Compulsory Living Wage from April 2016
In his budget announced today, George Osborne set out plans to introduce the Living Wage.
From April 2016, the National Minimum Wage will be replaced by the Living Wage. The current National Minimum Wage rate for adults over 21 is £6.50, rising to £6.70 in October. George Osborne’s announcement is for a Living Wage for over 25’s of £7.20 from next April, rising to £9 an hour by 2020.

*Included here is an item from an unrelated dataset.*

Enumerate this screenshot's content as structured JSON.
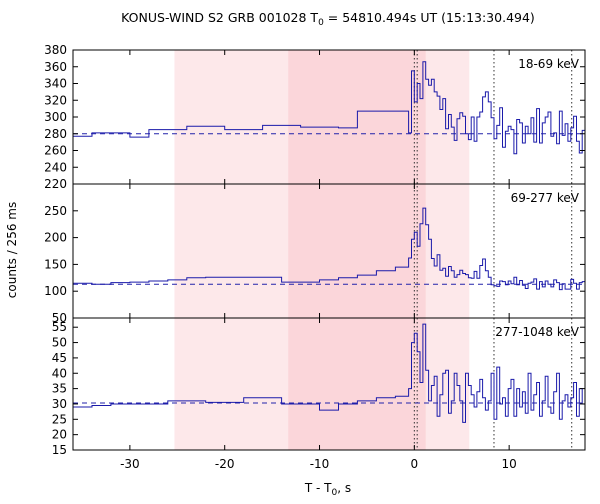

If you look at the various bodies that campaign for a Living Wage, you will see that the principle is that workers should be paid enough to live decently and to provide for their family. The Living Wage is:
- An hourly rate set independently and updated annually
- Calculated according to the basic cost of living in the UK
- The current UK Living Wage is £7.85 an hour
- The current London Living Wage is £9.15 an hour
- Employers choose to pay the Living Wage on a voluntary basis
The crucial point about George Osborne’s announcement is that his Living Wage rate is not as high as the accepted Living Wage rate. In effect, it is a rise in the National Minimum Wage for those over 25.
While Rhys Moore, Director of the Living Wage Foundation, welcomed the pay rise for what he thought would be over 2.5 million workers, he is calling for an early meeting to George Osborne to discuss the differences in the rates and other concerns he had about the announcement today.